Until the late 1950s the Kaiser was depicted by most historians as man of considerable influence. Partly that was a deception by German officials. For example, President Theodore Roosevelt believed the Kaiser was in control of German foreign policy because Hermann Speck von Sternburg, the German ambassador in Washington and personal friend of Roosevelt, presented messages of Chancellor von Bülow to the president as messages from the Kaiser. Then historians downplayed his role, arguing senior officials learned to work around him. More recently historian John C. G. Röhl has portrayed Wilhelm II as the key figure in understanding the recklessness and downfall of Imperial Germany. Thus the argument is made that the Kaiser played a major role in promoting the policies of naval and colonial expansion that caused the sharp deterioration in Germany's relations with Britain before 1914.

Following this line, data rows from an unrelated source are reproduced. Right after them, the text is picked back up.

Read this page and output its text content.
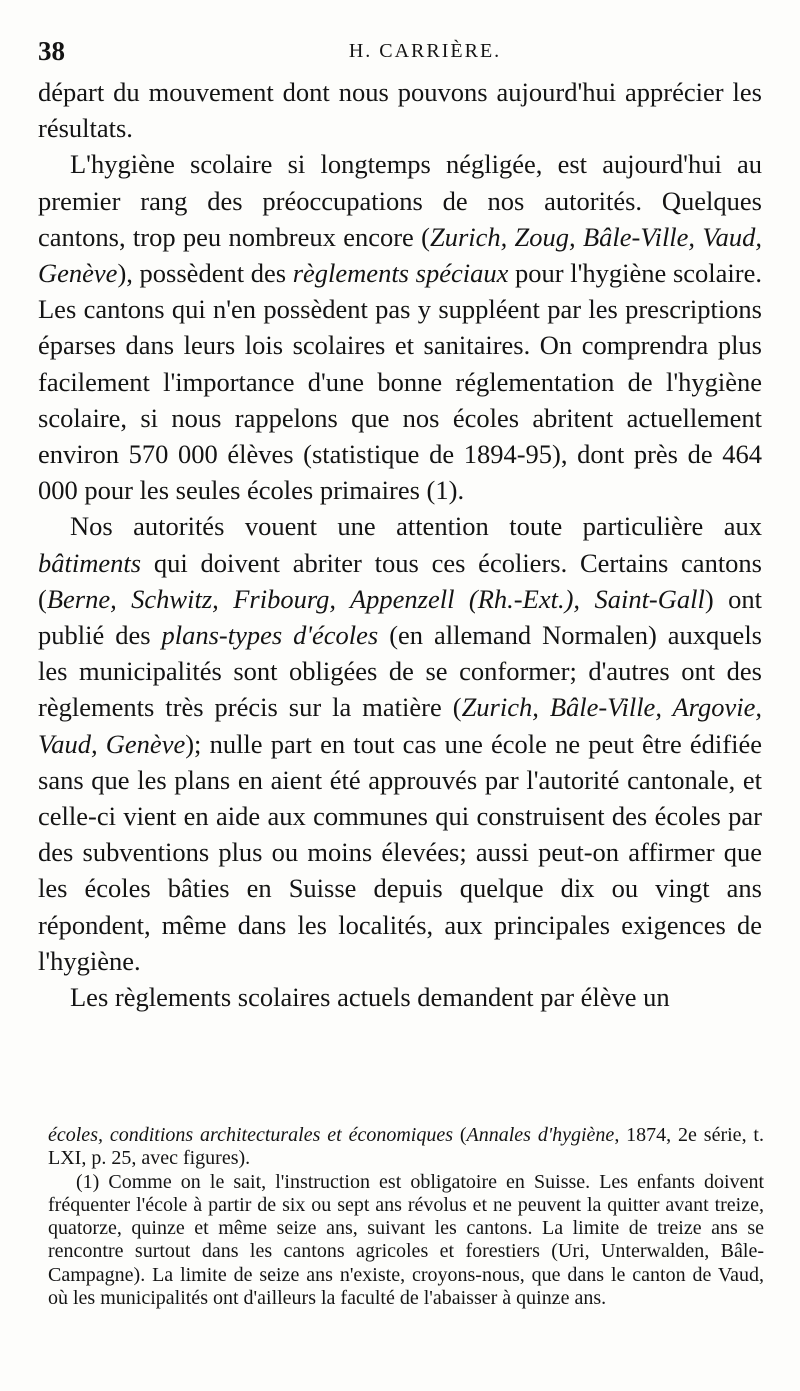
38	H. CARRIÈRE.

départ du mouvement dont nous pouvons aujourd'hui apprécier les résultats.

L'hygiène scolaire si longtemps négligée, est aujourd'hui au premier rang des préoccupations de nos autorités. Quelques cantons, trop peu nombreux encore (Zurich, Zoug, Bâle-Ville, Vaud, Genève), possèdent des règlements spéciaux pour l'hygiène scolaire. Les cantons qui n'en possèdent pas y suppléent par les prescriptions éparses dans leurs lois scolaires et sanitaires. On comprendra plus facilement l'importance d'une bonne réglementation de l'hygiène scolaire, si nous rappelons que nos écoles abritent actuellement environ 570 000 élèves (statistique de 1894-95), dont près de 464 000 pour les seules écoles primaires (1).

Nos autorités vouent une attention toute particulière aux bâtiments qui doivent abriter tous ces écoliers. Certains cantons (Berne, Schwitz, Fribourg, Appenzell (Rh.-Ext.), Saint-Gall) ont publié des plans-types d'écoles (en allemand Normalen) auxquels les municipalités sont obligées de se conformer; d'autres ont des règlements très précis sur la matière (Zurich, Bâle-Ville, Argovie, Vaud, Genève); nulle part en tout cas une école ne peut être édifiée sans que les plans en aient été approuvés par l'autorité cantonale, et celle-ci vient en aide aux communes qui construisent des écoles par des subventions plus ou moins élevées; aussi peut-on affirmer que les écoles bâties en Suisse depuis quelque dix ou vingt ans répondent, même dans les localités, aux principales exigences de l'hygiène.

Les règlements scolaires actuels demandent par élève un

écoles, conditions architecturales et économiques (Annales d'hygiène, 1874, 2e série, t. LXI, p. 25, avec figures).

(1) Comme on le sait, l'instruction est obligatoire en Suisse. Les enfants doivent fréquenter l'école à partir de six ou sept ans révolus et ne peuvent la quitter avant treize, quatorze, quinze et même seize ans, suivant les cantons. La limite de treize ans se rencontre surtout dans les cantons agricoles et forestiers (Uri, Unterwalden, Bâle-Campagne). La limite de seize ans n'existe, croyons-nous, que dans le canton de Vaud, où les municipalités ont d'ailleurs la faculté de l'abaisser à quinze ans.
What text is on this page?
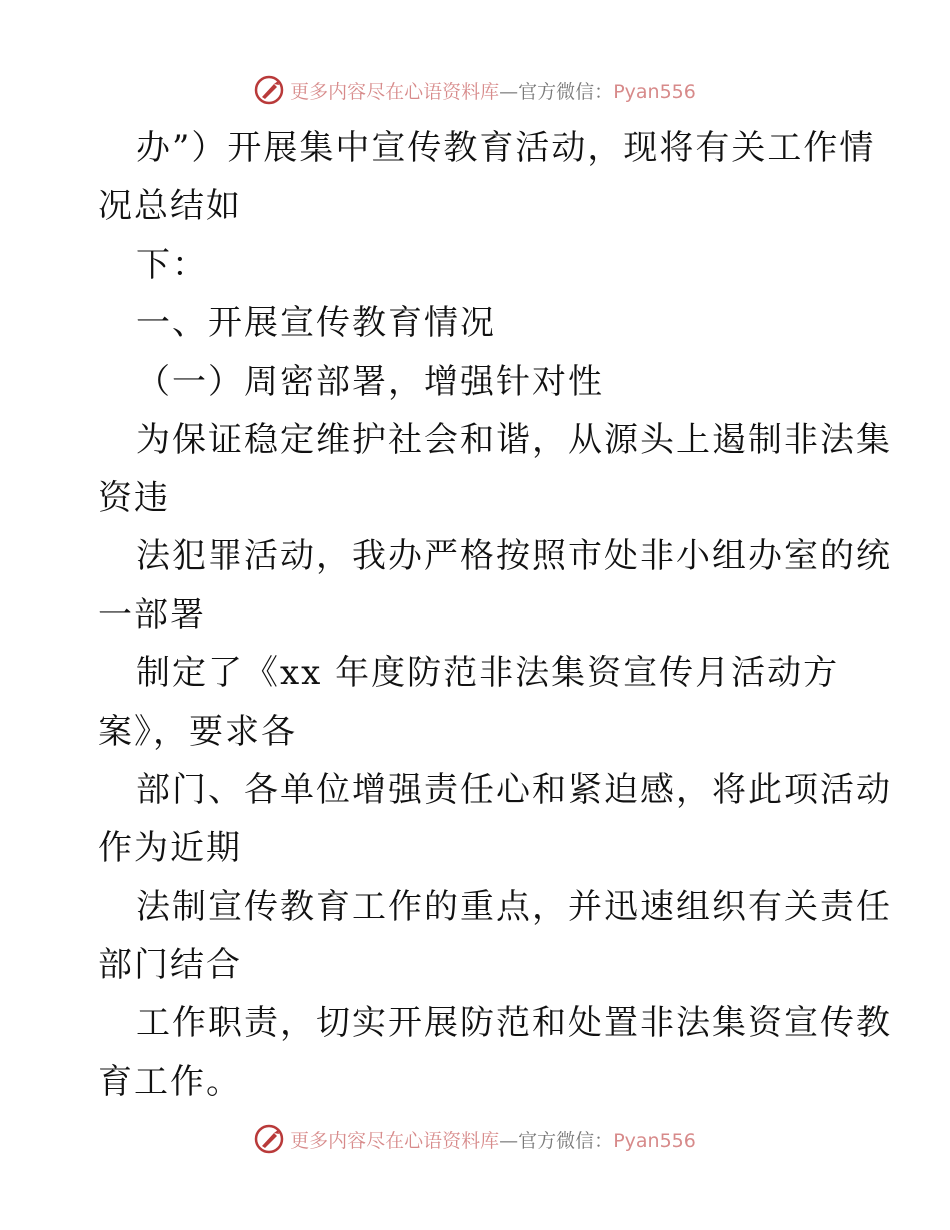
更多内容尽在心语资料库—官方微信：Pyan556
办”）开展集中宣传教育活动，现将有关工作情
况总结如
下：
一、开展宣传教育情况
（一）周密部署，增强针对性
为保证稳定维护社会和谐，从源头上遏制非法集
资违
法犯罪活动，我办严格按照市处非小组办室的统
一部署
制定了《xx 年度防范非法集资宣传月活动方
案》，要求各
部门、各单位增强责任心和紧迫感，将此项活动
作为近期
法制宣传教育工作的重点，并迅速组织有关责任
部门结合
工作职责，切实开展防范和处置非法集资宣传教
育工作。
更多内容尽在心语资料库—官方微信：Pyan556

# Crown Prince Wilhelm (1882–1951). On 6 June 1905, he married Duchess Cecilie of Mecklenburg-Schwerin (20 September 1886 – 6 May 1954) in Berlin. Cecilie was the daughter of Frederick Francis III, Grand Duke of Mecklenburg-Schwerin (1851–1897) and Grand Duchess Anastasia Mikhailovna of Russia (1860–1922). They had six children. Their eldest son Prince Wilhelm of Prussia (1906–1940) was killed in World War II. # Prince Eitel Friedrich (1883–1942). On 27 February 1906, he married Duchess Sophia Charlotte of Oldenburg (2 February 1879 Oldenburg, Germany – 29 March 1964 Westerstede, Germany) in Berlin, Germany. They were divorced 20 October 1926 and had no children. # Prince Adalbert (1884–1948). On 3 August 1914, he married Princess Adelaide of Saxe-Meiningen (16 August 1891 – 25 April 1971) in Wilhelmshaven, Germany. They had three children. # Prince August Wilhelm (1887–1949). On 22 October 1908, he married Princess Alexandra Victoria of Schleswig-Holstein-Sonderburg-Glücksburg (21 April 1887 Germany – 15 April 1957 France). They had one child. # Prince Oskar (1888–1958). On 31 July 1914, he married Countess Ina Marie von Bassewitz (27 January 1888 – 17 September 1973). It was a morganatic marriage, so Ina-Marie was created Countess von Ruppin. In 1920, she and her children were granted the rank of Prince/ss of Prussia with the style Royal Highness. They had four children. His eldest son Prince Oskar Wilhelm Karl Hans Kuno of Prussia was killed in 1939 in World War II. # Prince Joachim (1890–1920). On 11 March 1916, he married Princess Marie-Auguste of Anhalt (10 June 1898 – 22 May 1983). They had one son. Joachim's great grandson Grand Duke George Mikhailovich of Russia, Prince of Prussia (born 1981) is a pretender to the Russian throne. # Princess Viktoria Luise (1892–1980). In 1913, she married Ernest Augustus, Duke of Brunswick (1887–1953). They had five children.
Princess Augusta, known affectionately as "Dona", was a constant companion to Wilhelm; and her death on 11 April 1921 was a devastating blow. It also came less than a year after their son Joachim committed suicide—unable to accept his lot after the abdication of his father, the failure of his own marriage to Princess Marie-Auguste of Anhalt, and the severe depression felt after his service in the Great War.